Aston Martin Lagonda Global Holdings Plc revealed it would need to tap into high-interest notes it was trying to avoid drawing down even after an injection of 536 million pounds ($663 million) cash from a consortium headed by tycoon Lawrence Stroll.

The British Luxury auto company does not have enough liquidity on the basis of the rules of the European Securities and Markets Authority because coronavirus has created an 'unquantifiable uncertainty' in its operations, Aston Martin disclosed in a statement.

That's made it very difficult for a "worse case downside" model to be created, the company stated. Shares of Aston Martin fell to 9.3 percent after the disclosure.

Stakeholders of Aston Martin decided on a financial restructuring plan presented by a group of capitalists spearheaded by the Canadian billionaire, during a meeting on Monday.

Stroll, who heads the Racing Point Formula One team and father of current driver Lance Stroll, originally agreed in January to pay $239 million for a 16.7 percent share in the venture, as well as to infuse $72.8 million in short-term financing.

The news has secured the future of producing the DBX, Aston Martin's first SUV, perceived to be the company's make or break vehicle. Chief Executive Officer Andy Palmer has said the DBX has more than 2,000 orders.

Nonetheless, despite the optimistic environment around the acquisition, Aston Martin Lagonda cautioned in a statement that the future was far from certain: "Taking into account the proceeds of the capital increase, the company estimates it will not have sufficient working capital to fulfill its requirements for 12 months after the original prospectus was released."

Notwithstanding the liquidity notice, the directors of Aston Martin said they were sure the company had ample access to the loans. This includes $100 million in overdue drawing notes released in October 2019 with an interest rate of at least 12 percent. In a statement Stroll said he and his co-investors will "continue to firmly believe in Aston Martin Lagonda's future."

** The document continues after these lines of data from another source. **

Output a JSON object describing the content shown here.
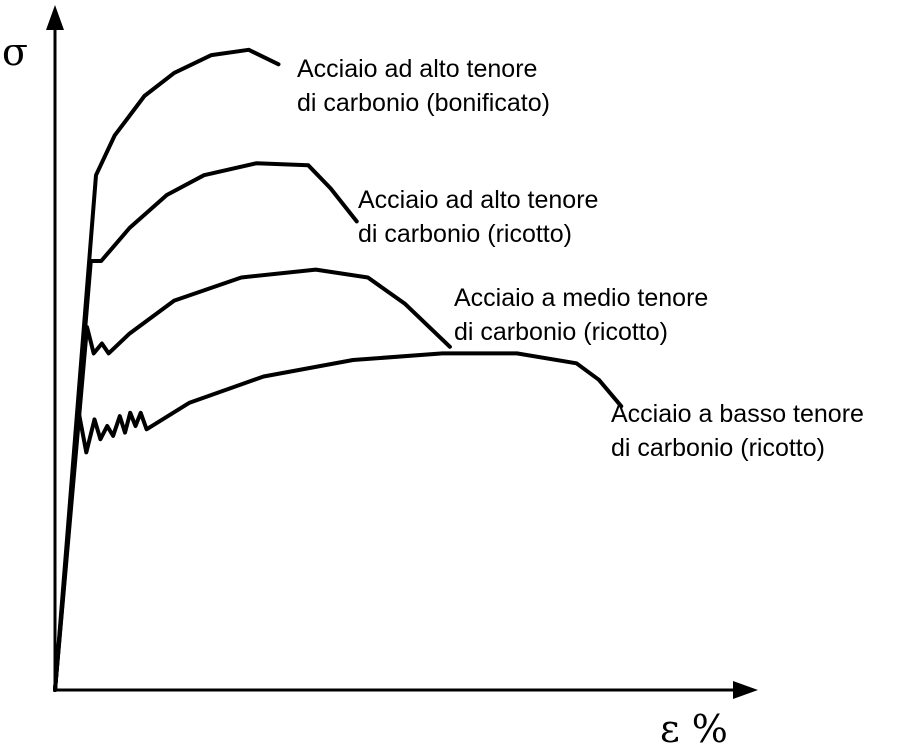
{
  "chart_data": {
    "type": "line",
    "title": "",
    "ylabel": "σ",
    "xlabel": "ε %",
    "xlim": [
      0,
      100
    ],
    "ylim": [
      0,
      100
    ],
    "grid": false,
    "legend": "inline labels next to curve ends",
    "series": [
      {
        "label_lines": [
          "Acciaio ad alto tenore",
          "di carbonio (bonificato)"
        ],
        "points": [
          [
            0,
            0
          ],
          [
            5.5,
            78
          ],
          [
            8,
            84
          ],
          [
            12,
            90
          ],
          [
            16,
            93.5
          ],
          [
            21,
            96.2
          ],
          [
            26,
            97
          ],
          [
            30,
            94.8
          ]
        ]
      },
      {
        "label_lines": [
          "Acciaio ad alto tenore",
          "di carbonio (ricotto)"
        ],
        "points": [
          [
            0,
            0
          ],
          [
            4.8,
            65
          ],
          [
            6.2,
            65
          ],
          [
            10,
            70
          ],
          [
            15,
            75
          ],
          [
            20,
            78
          ],
          [
            27,
            79.8
          ],
          [
            34,
            79.5
          ],
          [
            37,
            76
          ],
          [
            40.5,
            71
          ]
        ]
      },
      {
        "label_lines": [
          "Acciaio a medio tenore",
          "di carbonio (ricotto)"
        ],
        "points": [
          [
            0,
            0
          ],
          [
            4.3,
            55
          ],
          [
            5.2,
            51
          ],
          [
            6.3,
            52.5
          ],
          [
            7.2,
            51
          ],
          [
            10,
            54
          ],
          [
            16,
            59
          ],
          [
            25,
            62.5
          ],
          [
            35,
            63.7
          ],
          [
            42,
            62.5
          ],
          [
            47,
            58.5
          ],
          [
            53,
            52
          ]
        ]
      },
      {
        "label_lines": [
          "Acciaio a basso tenore",
          "di carbonio (ricotto)"
        ],
        "points": [
          [
            0,
            0
          ],
          [
            3.2,
            42
          ],
          [
            4.2,
            36
          ],
          [
            5.3,
            41
          ],
          [
            6.1,
            38
          ],
          [
            7.0,
            40
          ],
          [
            7.8,
            38.5
          ],
          [
            8.7,
            41.5
          ],
          [
            9.4,
            39
          ],
          [
            10.1,
            42
          ],
          [
            10.8,
            40
          ],
          [
            11.5,
            42
          ],
          [
            12.3,
            39.5
          ],
          [
            18,
            43.5
          ],
          [
            28,
            47.5
          ],
          [
            40,
            50
          ],
          [
            52,
            51
          ],
          [
            62,
            51
          ],
          [
            70,
            49.5
          ],
          [
            73,
            47
          ],
          [
            76,
            43
          ]
        ]
      }
    ]
  }
}
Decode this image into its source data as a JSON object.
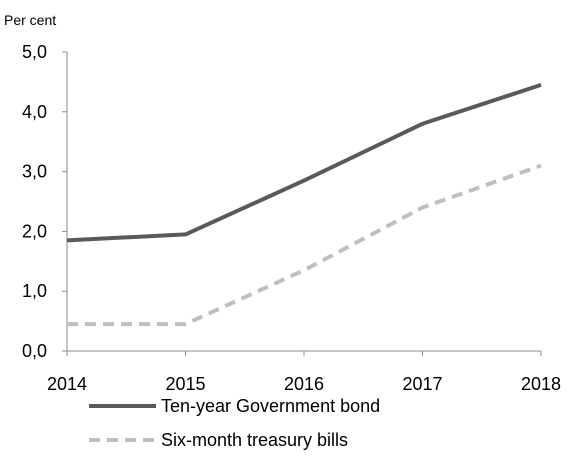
{
  "chart_data": {
    "type": "line",
    "ylabel": "Per cent",
    "categories": [
      "2014",
      "2015",
      "2016",
      "2017",
      "2018"
    ],
    "y_ticks": [
      "0,0",
      "1,0",
      "2,0",
      "3,0",
      "4,0",
      "5,0"
    ],
    "ylim": [
      0,
      5
    ],
    "grid": false,
    "legend_position": "bottom",
    "series": [
      {
        "name": "Ten-year Government bond",
        "values": [
          1.85,
          1.95,
          2.85,
          3.8,
          4.45
        ],
        "color": "#595959",
        "style": "solid"
      },
      {
        "name": "Six-month treasury bills",
        "values": [
          0.45,
          0.45,
          1.35,
          2.4,
          3.1
        ],
        "color": "#bfbfbf",
        "style": "dashed"
      }
    ]
  }
}
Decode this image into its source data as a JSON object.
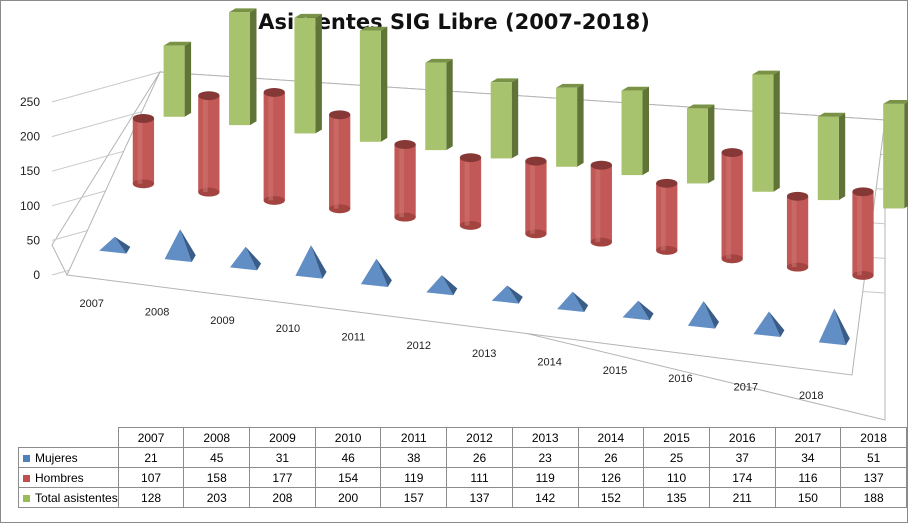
{
  "chart_data": {
    "type": "bar",
    "variant": "3d-column",
    "title": "Asistentes SIG Libre (2007-2018)",
    "categories": [
      "2007",
      "2008",
      "2009",
      "2010",
      "2011",
      "2012",
      "2013",
      "2014",
      "2015",
      "2016",
      "2017",
      "2018"
    ],
    "series": [
      {
        "name": "Mujeres",
        "shape": "pyramid",
        "color": "#4f81bd",
        "values": [
          21,
          45,
          31,
          46,
          38,
          26,
          23,
          26,
          25,
          37,
          34,
          51
        ]
      },
      {
        "name": "Hombres",
        "shape": "cylinder",
        "color": "#c0504d",
        "values": [
          107,
          158,
          177,
          154,
          119,
          111,
          119,
          126,
          110,
          174,
          116,
          137
        ]
      },
      {
        "name": "Total asistentes",
        "shape": "box",
        "color": "#9bbb59",
        "values": [
          128,
          203,
          208,
          200,
          157,
          137,
          142,
          152,
          135,
          211,
          150,
          188
        ]
      }
    ],
    "yticks": [
      "0",
      "50",
      "100",
      "150",
      "200",
      "250"
    ],
    "ylim": [
      0,
      250
    ],
    "grid": true,
    "legend": "data-table"
  }
}
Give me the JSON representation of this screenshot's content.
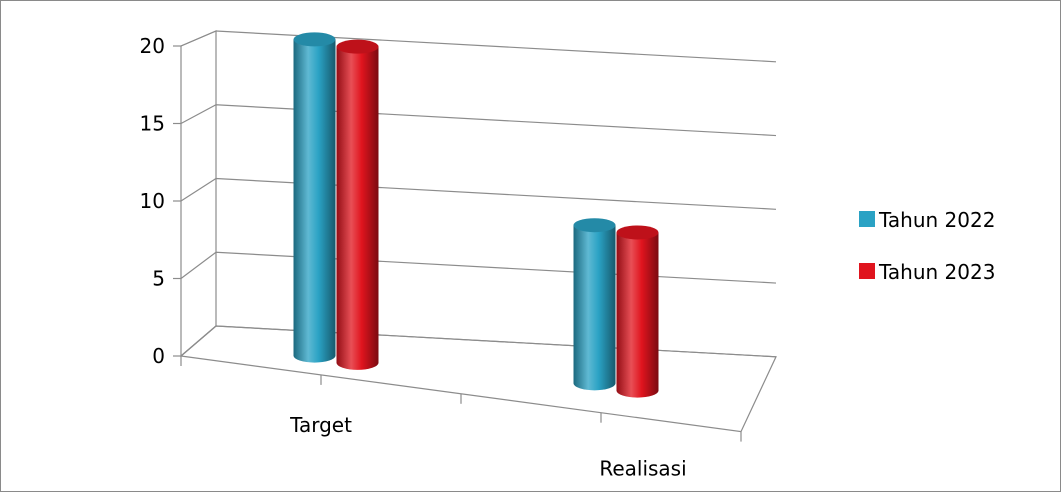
{
  "chart_data": {
    "type": "bar",
    "style": "3d-cylinder",
    "categories": [
      "Target",
      "Realisasi"
    ],
    "series": [
      {
        "name": "Tahun 2022",
        "color": "#2aa2c4",
        "values": [
          20,
          10
        ]
      },
      {
        "name": "Tahun 2023",
        "color": "#e0141e",
        "values": [
          20,
          10
        ]
      }
    ],
    "y_ticks": [
      "0",
      "5",
      "10",
      "15",
      "20"
    ],
    "ylim": [
      0,
      20
    ],
    "grid": true,
    "legend_position": "right"
  }
}
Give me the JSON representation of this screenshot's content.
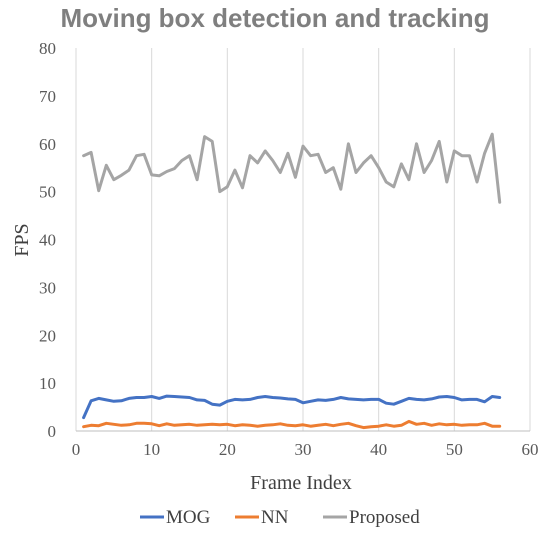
{
  "chart_data": {
    "type": "line",
    "title": "Moving box detection and tracking",
    "xlabel": "Frame Index",
    "ylabel": "FPS",
    "xlim": [
      0,
      60
    ],
    "ylim": [
      0,
      80
    ],
    "xticks": [
      "0",
      "10",
      "20",
      "30",
      "40",
      "50",
      "60"
    ],
    "yticks": [
      "0",
      "10",
      "20",
      "30",
      "40",
      "50",
      "60",
      "70",
      "80"
    ],
    "grid": "vertical",
    "legend": "bottom",
    "x": [
      1,
      2,
      3,
      4,
      5,
      6,
      7,
      8,
      9,
      10,
      11,
      12,
      13,
      14,
      15,
      16,
      17,
      18,
      19,
      20,
      21,
      22,
      23,
      24,
      25,
      26,
      27,
      28,
      29,
      30,
      31,
      32,
      33,
      34,
      35,
      36,
      37,
      38,
      39,
      40,
      41,
      42,
      43,
      44,
      45,
      46,
      47,
      48,
      49,
      50,
      51,
      52,
      53,
      54,
      55,
      56
    ],
    "series": [
      {
        "name": "MOG",
        "color": "#4472c4",
        "values": [
          2.8,
          6.3,
          6.8,
          6.5,
          6.2,
          6.3,
          6.8,
          7.0,
          7.0,
          7.2,
          6.8,
          7.3,
          7.2,
          7.1,
          7.0,
          6.5,
          6.4,
          5.6,
          5.4,
          6.2,
          6.6,
          6.5,
          6.6,
          7.0,
          7.2,
          7.0,
          6.9,
          6.7,
          6.6,
          5.9,
          6.2,
          6.5,
          6.4,
          6.6,
          7.0,
          6.7,
          6.6,
          6.5,
          6.6,
          6.6,
          5.8,
          5.6,
          6.2,
          6.8,
          6.6,
          6.5,
          6.7,
          7.1,
          7.2,
          7.0,
          6.5,
          6.6,
          6.6,
          6.1,
          7.2,
          7.0
        ]
      },
      {
        "name": "NN",
        "color": "#ed7d31",
        "values": [
          0.9,
          1.2,
          1.1,
          1.6,
          1.4,
          1.2,
          1.3,
          1.6,
          1.6,
          1.5,
          1.1,
          1.5,
          1.2,
          1.3,
          1.4,
          1.2,
          1.3,
          1.4,
          1.3,
          1.4,
          1.1,
          1.3,
          1.2,
          1.0,
          1.2,
          1.3,
          1.5,
          1.2,
          1.1,
          1.3,
          1.0,
          1.2,
          1.4,
          1.1,
          1.4,
          1.6,
          1.1,
          0.7,
          0.9,
          1.0,
          1.3,
          1.0,
          1.2,
          2.0,
          1.4,
          1.6,
          1.2,
          1.5,
          1.3,
          1.4,
          1.2,
          1.3,
          1.3,
          1.6,
          1.0,
          1.0
        ]
      },
      {
        "name": "Proposed",
        "color": "#a5a5a5",
        "values": [
          57.5,
          58.2,
          50.2,
          55.5,
          52.5,
          53.4,
          54.5,
          57.5,
          57.8,
          53.5,
          53.3,
          54.2,
          54.8,
          56.5,
          57.5,
          52.5,
          61.5,
          60.5,
          50.0,
          51.0,
          54.5,
          50.8,
          57.5,
          56.0,
          58.5,
          56.5,
          54.0,
          58.0,
          53.0,
          59.5,
          57.5,
          57.8,
          54.0,
          55.0,
          50.5,
          60.0,
          54.0,
          56.0,
          57.5,
          55.0,
          52.0,
          51.0,
          55.8,
          52.5,
          60.0,
          54.0,
          56.5,
          60.5,
          52.0,
          58.5,
          57.5,
          57.5,
          52.0,
          58.0,
          62.0,
          47.8
        ]
      }
    ]
  }
}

Aston Martin said that because of the Covid-19 coronavirus it is in a very tight position, and without the latest funding it will not have the funds to finance the next four quarters of its business. The company has already partially suspended activities at its plants and because of the pandemic is about to furlough workers. The company pointed out it already has access to $184 million in credit lines should the situation get worse.

Aston's DBX deliveries are expected to begin in the summer. They will compete with premium brands like Lamborghini's Urus and the Bentley Bentayga, already established in the ultra-luxury sport utility vehicle market.